Hi @Ghostish - You are correct that `nd.softmax()`

doesn’t support `grad_req='add'`

. However I just tested `nd.SoftmaxActivation`

, which basically does the same thing (but is supposed to be deprecated!) and it does support `grad_req='add'`

. So for now, you can use `nd.SoftmaxActivation()`

. I’ve reported the issue here.

Thanks a lot for the solution

Is there any way to do this trick using `Module API`

instead of Gluon? I find that setting gradient to zero is not that straightforward when using `Module API`

.

Once you create a module, you can use `mod._exec_group.grad_arrays`

to access the gradients. Each element in grad_arrays is itself a list of NDArrays. To set the NDArray to zero, just do `x[:] = 0`

or `x*=0`

.

Thanks for the solution. I never thought I could do it like this. By the way, could you tell me how you find these “private APIs” ? I searched on the official documents but I got nothing relavant.
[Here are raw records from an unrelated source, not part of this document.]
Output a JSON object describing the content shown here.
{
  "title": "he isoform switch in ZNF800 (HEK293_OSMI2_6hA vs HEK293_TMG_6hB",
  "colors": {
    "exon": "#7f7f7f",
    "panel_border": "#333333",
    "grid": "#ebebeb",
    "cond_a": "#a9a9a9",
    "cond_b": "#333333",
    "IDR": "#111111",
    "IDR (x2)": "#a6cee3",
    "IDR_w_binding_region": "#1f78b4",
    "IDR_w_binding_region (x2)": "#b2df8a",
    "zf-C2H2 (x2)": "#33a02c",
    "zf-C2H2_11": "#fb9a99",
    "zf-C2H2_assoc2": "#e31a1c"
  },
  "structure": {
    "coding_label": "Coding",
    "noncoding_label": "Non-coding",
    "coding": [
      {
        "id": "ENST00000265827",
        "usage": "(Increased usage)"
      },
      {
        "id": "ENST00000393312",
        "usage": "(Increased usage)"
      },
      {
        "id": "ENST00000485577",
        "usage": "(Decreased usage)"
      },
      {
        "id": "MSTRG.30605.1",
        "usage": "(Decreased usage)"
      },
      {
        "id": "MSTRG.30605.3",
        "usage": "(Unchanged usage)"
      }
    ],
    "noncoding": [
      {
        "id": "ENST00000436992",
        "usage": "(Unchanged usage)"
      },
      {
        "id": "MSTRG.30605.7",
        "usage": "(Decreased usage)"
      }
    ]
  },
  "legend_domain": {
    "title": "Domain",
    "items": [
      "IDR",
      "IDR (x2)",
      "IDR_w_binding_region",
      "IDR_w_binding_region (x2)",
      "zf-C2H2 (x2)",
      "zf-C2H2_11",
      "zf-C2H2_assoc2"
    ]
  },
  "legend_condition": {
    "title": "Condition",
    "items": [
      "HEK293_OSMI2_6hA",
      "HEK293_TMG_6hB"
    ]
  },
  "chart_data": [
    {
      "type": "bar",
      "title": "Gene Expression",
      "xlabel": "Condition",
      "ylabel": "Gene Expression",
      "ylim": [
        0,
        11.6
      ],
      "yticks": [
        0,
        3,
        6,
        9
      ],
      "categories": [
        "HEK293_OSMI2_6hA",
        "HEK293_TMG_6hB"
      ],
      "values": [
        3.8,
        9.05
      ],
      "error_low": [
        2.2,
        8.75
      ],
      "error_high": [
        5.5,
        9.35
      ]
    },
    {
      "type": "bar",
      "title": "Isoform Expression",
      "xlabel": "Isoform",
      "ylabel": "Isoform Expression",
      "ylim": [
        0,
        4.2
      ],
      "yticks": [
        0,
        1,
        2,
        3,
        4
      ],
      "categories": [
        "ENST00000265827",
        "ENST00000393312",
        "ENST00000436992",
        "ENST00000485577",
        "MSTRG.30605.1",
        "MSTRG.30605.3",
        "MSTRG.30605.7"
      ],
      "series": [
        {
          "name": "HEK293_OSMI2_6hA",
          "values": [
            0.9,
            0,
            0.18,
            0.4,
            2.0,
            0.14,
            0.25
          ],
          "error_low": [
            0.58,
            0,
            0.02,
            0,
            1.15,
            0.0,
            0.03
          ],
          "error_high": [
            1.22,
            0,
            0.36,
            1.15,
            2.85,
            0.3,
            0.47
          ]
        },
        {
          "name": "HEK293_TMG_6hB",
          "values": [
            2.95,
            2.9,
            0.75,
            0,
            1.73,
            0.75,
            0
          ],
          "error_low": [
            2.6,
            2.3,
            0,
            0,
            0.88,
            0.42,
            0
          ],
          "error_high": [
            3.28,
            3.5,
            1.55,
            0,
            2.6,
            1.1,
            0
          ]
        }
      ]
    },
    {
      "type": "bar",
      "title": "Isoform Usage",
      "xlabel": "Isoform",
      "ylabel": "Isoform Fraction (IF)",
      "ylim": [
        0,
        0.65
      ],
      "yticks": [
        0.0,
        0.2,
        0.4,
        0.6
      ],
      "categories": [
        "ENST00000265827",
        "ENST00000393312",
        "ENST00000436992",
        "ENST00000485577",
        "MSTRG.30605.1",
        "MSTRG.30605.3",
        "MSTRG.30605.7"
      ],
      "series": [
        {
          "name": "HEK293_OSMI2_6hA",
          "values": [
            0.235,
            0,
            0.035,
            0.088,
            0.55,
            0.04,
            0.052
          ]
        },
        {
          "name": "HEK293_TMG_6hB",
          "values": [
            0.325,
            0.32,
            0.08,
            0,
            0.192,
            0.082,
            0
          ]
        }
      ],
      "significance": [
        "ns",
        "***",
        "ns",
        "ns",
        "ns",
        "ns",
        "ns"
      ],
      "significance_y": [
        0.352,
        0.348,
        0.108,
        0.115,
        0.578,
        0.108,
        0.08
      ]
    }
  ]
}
Module API is less flexible than Gluon, so you have to read the python code of mxnet to get a better understanding. I recommend cloning MXNet repo and using pycharm to traverse through the code if you choose to do so. In this particular case, this is what I did:

- Looked at
`BaseModule.fit()`

to see how a training loop updates parameters - Looked at
`Module.update()`

to see in the details of parameter update. Noticed that gradients are accessed through`self._exec_group.grad_arrays`

- I already knew how you can set contents of a gradient to zero. Alternatively, you can also checkout the implementation of
`Parameter.zero_grad()`

to get an inspiration, which I just did and realized that it uses yet a different way to set gradient NDArrays to zero:

`ndarray.zeros_like(i, out=i)`

I really appreciate for the suggestion and the help. It’s so good to have people like you in the community.

Hi! I think it is a bit more complicated than this in practice, right?

for example, when I do what you propose on gluoncv SSD I get this: “UserWarning: Gradient of Parameter `ssd0_expand_trans_bn0_moving_mean`

on context gpu(0) has not been updated by backward since last `step`

. This could mean a bug in your model that made it only use a subset of the Parameters (Blocks) for this iteration. If you are intentionally only using a subset, call step with ignore_stale_grad=True to suppress this warning and skip updating of Parameters with stale gradient”

how to handle this?

this fix seems to work! About stale gradient

```
for p in net.collect_params().values():
if p.grad_req != 'null':
p.grad_req = 'add'
```

actually not training anything How to make gradient accumulation work in MXNet? if someone can help that will be appreciated!

Hi this error should not have to do with setting grad_req to ‘add’ value, I’ve encountered many times when I wasn’t calculating the loss properly. Please try the same code without the `grad_req='add'`

trick to see if you get the same error.